You could submit a pull request to the data repo, and also give a link to your source repo, where you prepare the dataset, so that other people could test the dataset(s) as well. And then the community can decide if it's any good. And if not, they could suggest improvements. They could also comment in your source repo and submit proposals or fixes there.

The usual points which are discussed in these situations are the choice of reference sequence, sampling of the sequences for reference tree, QC config, how to subdivide datasets if there are multiple distant strains, dataset (path) naming etc.

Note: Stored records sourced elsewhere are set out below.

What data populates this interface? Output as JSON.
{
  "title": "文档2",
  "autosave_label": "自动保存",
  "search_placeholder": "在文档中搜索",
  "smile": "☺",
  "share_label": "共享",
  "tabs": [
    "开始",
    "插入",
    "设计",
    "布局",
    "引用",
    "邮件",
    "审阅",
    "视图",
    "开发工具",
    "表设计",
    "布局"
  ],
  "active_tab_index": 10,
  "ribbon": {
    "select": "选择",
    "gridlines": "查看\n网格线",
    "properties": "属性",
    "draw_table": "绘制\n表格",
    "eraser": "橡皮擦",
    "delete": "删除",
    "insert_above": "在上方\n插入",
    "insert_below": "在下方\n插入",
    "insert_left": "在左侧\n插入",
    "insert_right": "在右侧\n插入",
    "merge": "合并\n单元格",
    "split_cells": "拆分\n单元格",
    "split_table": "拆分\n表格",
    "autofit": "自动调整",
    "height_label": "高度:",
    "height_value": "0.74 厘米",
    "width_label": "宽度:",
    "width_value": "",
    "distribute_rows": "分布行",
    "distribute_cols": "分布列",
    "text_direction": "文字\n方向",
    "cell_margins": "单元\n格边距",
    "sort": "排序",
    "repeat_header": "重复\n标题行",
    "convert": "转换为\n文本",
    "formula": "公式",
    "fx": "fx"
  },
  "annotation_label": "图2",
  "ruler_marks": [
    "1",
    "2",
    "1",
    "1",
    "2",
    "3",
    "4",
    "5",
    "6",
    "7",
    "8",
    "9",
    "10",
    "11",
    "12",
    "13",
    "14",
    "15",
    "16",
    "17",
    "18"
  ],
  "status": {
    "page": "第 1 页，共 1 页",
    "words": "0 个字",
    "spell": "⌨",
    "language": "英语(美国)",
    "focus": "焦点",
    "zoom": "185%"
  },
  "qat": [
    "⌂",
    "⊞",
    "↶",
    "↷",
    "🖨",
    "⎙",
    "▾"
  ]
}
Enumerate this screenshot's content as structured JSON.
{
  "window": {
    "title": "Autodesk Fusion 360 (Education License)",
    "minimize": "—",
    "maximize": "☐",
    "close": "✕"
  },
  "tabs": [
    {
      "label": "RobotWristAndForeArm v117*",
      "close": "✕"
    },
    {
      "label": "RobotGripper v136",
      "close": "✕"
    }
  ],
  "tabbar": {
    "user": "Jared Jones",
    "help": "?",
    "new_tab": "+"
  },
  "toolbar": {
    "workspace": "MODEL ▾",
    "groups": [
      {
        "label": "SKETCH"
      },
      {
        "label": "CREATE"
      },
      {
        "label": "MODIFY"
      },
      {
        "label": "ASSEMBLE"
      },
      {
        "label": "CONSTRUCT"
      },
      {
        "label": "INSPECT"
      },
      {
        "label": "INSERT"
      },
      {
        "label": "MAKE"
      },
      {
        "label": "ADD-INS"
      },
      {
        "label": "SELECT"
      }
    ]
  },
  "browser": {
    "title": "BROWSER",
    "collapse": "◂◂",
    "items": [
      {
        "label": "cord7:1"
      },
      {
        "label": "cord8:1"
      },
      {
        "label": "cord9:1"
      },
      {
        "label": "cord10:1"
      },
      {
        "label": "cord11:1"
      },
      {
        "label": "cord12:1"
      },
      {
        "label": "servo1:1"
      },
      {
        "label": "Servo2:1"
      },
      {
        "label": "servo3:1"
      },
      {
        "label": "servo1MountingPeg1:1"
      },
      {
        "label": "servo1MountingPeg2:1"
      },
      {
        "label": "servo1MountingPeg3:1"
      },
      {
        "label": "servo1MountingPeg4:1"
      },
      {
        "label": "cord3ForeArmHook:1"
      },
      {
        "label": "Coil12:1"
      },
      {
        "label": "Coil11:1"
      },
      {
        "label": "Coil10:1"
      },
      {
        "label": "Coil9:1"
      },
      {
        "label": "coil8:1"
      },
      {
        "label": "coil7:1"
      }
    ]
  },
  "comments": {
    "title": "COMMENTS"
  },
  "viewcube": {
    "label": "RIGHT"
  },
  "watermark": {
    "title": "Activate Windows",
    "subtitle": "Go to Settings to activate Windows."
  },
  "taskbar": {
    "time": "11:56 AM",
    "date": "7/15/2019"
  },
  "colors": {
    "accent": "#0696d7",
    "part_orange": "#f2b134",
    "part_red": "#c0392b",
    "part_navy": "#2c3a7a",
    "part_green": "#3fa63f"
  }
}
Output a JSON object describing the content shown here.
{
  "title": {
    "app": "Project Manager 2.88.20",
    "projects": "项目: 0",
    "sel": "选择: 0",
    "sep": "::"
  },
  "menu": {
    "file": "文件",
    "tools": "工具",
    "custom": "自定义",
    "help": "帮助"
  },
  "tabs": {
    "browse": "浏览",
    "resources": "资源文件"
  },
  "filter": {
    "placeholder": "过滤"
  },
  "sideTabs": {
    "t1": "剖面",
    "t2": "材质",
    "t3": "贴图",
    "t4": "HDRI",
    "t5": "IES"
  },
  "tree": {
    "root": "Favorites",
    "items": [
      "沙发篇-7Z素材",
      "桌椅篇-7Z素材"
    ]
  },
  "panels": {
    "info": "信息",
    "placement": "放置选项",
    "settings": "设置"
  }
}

lmoncla commented 5 days ago

@AMPByrne this generally sounds great, and am happy for you to take the lead on the H9 dataset if you are so inclined, and are already doing it! We are about to put a manuscript describing our approach for the H5 datasets on bioRxiV, but would be happy to share it with you via email if you'd like to see what we did. We found that the clade calls tend to be better with more data, so I'd suggest maximizing the number of sequences you include. We also wanted to make sure that we were assigning things according to the established clades by WHO/FAO/WOAH, so we acquired a reference set from them, identified clade-defining nodes, and then tested performance of NextClade calls against LABEL using all H5 data that we maintain for Nextstrain purposes (which was about 20,000 sequences that were not in the reference set). That was our general approach, and we plan to maintain these H5 ones and continually work to improve them and keep them up to date. Generally are happy to help/collaborate with you, though our current bandwidth is a bit limited, so we may not be able to directly work on this in the next couple of months.